I live in a rural area and my only other option i am aware of is the pets mart in traverse city michigan about 30 minutes away. I'm not a super big fan of this store and am kinda scared of buying my next mouse there. I don't like the idea a mass produced pets and i've heard horror stories about their treatment and conditions at rodent farms they come from. And would prefer another young mouse that i can bond with as it grows and a female this time because louis goes through phases where he will pee on my everytime i hold him for a week then chill out on it for a few weeks ( is this possibly a hormone thing or random?)
So my main question is weather it is a good or bad idea to buy from pets mart or how would i go about finding a breeder in a reasonable distance in advance from the time i want to actually purchase a pet. And do people ever ship mice if i cannot find a local breeder? I spend quite a bit of money on louis and would do so for any mouse but i wonder about buying a cool breed.

Any advice and thoughts welcomed thank you for your time.

Hanna


----------



## Cait (Oct 3, 2008)

If you can get a mouse from a good breeder I would recommend that over a shop. US breeders do ship within the US but it's usually for a quantity of mice (not just one or two) and costs approx $100-150. They do have occasional shows and meet ups where mice are for sale. You might want to check out Fancy Mice Breeders Association group on Facebook for some help and pointers to local breeders.

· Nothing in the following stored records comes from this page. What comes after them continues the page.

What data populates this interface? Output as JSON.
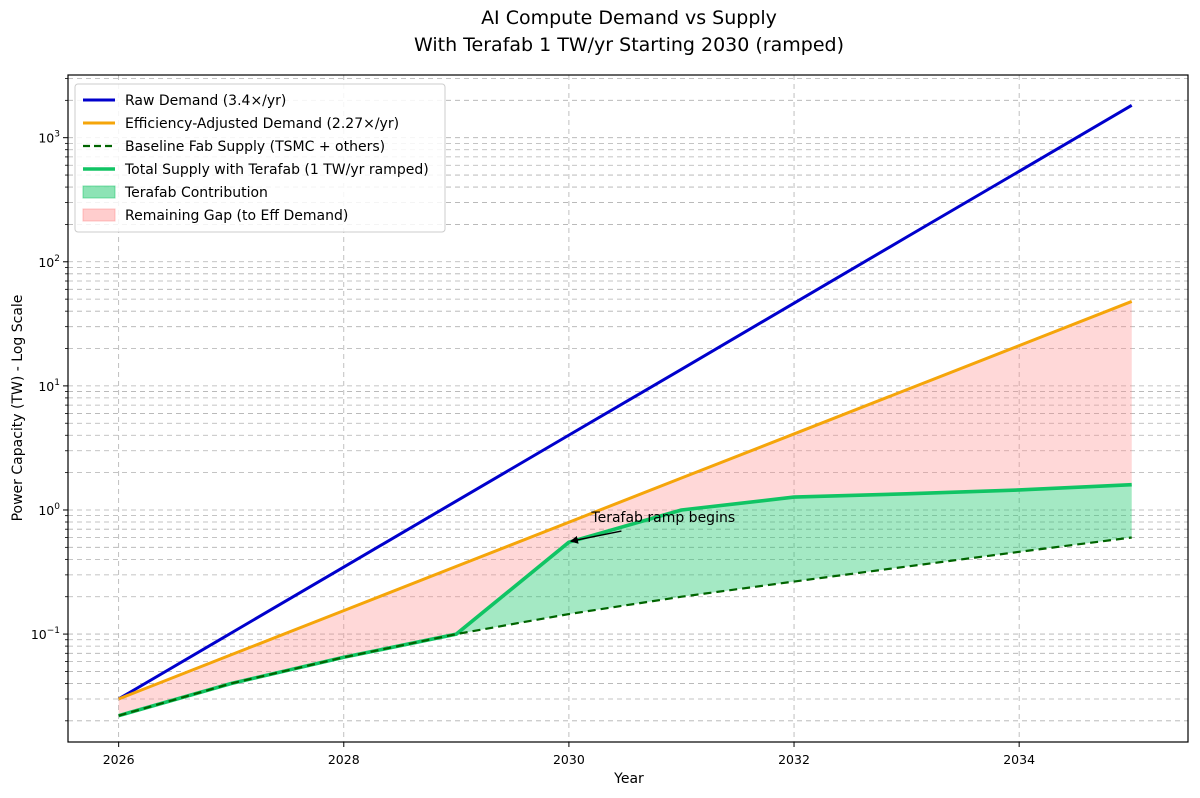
{
  "chart_data": {
    "type": "line",
    "title": "AI Compute Demand vs Supply",
    "subtitle": "With Terafab 1 TW/yr Starting 2030 (ramped)",
    "xlabel": "Year",
    "ylabel": "Power Capacity (TW) - Log Scale",
    "yscale": "log",
    "xlim": [
      2025.55,
      2035.5
    ],
    "ylim": [
      0.0135,
      3200
    ],
    "grid": true,
    "legend_position": "top-left",
    "x_ticks": [
      2026,
      2028,
      2030,
      2032,
      2034
    ],
    "x_tick_labels": [
      "2026",
      "2028",
      "2030",
      "2032",
      "2034"
    ],
    "y_major_ticks": [
      0.1,
      1,
      10,
      100,
      1000
    ],
    "y_tick_labels": [
      {
        "base": "10",
        "exp": "−1"
      },
      {
        "base": "10",
        "exp": "0"
      },
      {
        "base": "10",
        "exp": "1"
      },
      {
        "base": "10",
        "exp": "2"
      },
      {
        "base": "10",
        "exp": "3"
      }
    ],
    "x": [
      2026,
      2027,
      2028,
      2029,
      2030,
      2031,
      2032,
      2033,
      2034,
      2035
    ],
    "series": [
      {
        "name": "Raw Demand (3.4×/yr)",
        "color": "#0000cc",
        "style": "solid",
        "values": [
          0.03,
          0.102,
          0.347,
          1.18,
          4.01,
          13.6,
          46.4,
          158,
          536,
          1823
        ]
      },
      {
        "name": "Efficiency-Adjusted Demand (2.27×/yr)",
        "color": "#f5a50a",
        "style": "solid",
        "values": [
          0.03,
          0.0681,
          0.1546,
          0.351,
          0.797,
          1.81,
          4.1,
          9.3,
          21.1,
          47.9
        ]
      },
      {
        "name": "Baseline Fab Supply (TSMC + others)",
        "color": "#006400",
        "style": "dashed",
        "values": [
          0.022,
          0.04,
          0.065,
          0.1,
          0.145,
          0.2,
          0.265,
          0.35,
          0.46,
          0.6
        ]
      },
      {
        "name": "Total Supply with Terafab (1 TW/yr ramped)",
        "color": "#10c464",
        "style": "solid",
        "values": [
          0.022,
          0.04,
          0.065,
          0.1,
          0.55,
          1.0,
          1.27,
          1.35,
          1.45,
          1.6
        ]
      }
    ],
    "fills": [
      {
        "name": "Terafab Contribution",
        "color": "#10c464",
        "opacity": 0.38
      },
      {
        "name": "Remaining Gap (to Eff Demand)",
        "color": "#ff8a8a",
        "opacity": 0.33
      }
    ],
    "annotation": {
      "text": "Terafab ramp begins",
      "point": [
        2030,
        0.55
      ],
      "text_pos": [
        2030.2,
        0.8
      ]
    }
  }
}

Also, if you want to get female mice (does) you will need more than one as they are social


----------



## reeserueryn (Apr 13, 2015)

yes definitely a breeder if you can. Actually ive been looking into shipping myself, I think ill start a forum on that im quite interested.


----------



## raisin (Sep 22, 2014)

another option is to find someone perhaps on craigslist or similar who has bred their pets. There are plenty of people who just have a litter to show their kids, then need to get rid of the offspring. Also an animal shelter might take in small mammals (they might keep them in the back room, so ask them).


----------



## Amtma Mousery (Jan 29, 2015)

I did. Now, I willn't.


----------



## Athiena146 (Jun 1, 2016)

I used too, but kept them in quarentine for a month to make sure they didn't have anything. Honestly not all are bad, the one i used to be near was decent and took care of theirs. Whereas a breeder i went to i would find dead mice in their cages.


----------



## Northern Appalachian (Jun 28, 2017)

A adopted a mouse that Petsmart was hosting for the shelter, he was a bit of an exception though. Amazing conformation for an oops baby.


----------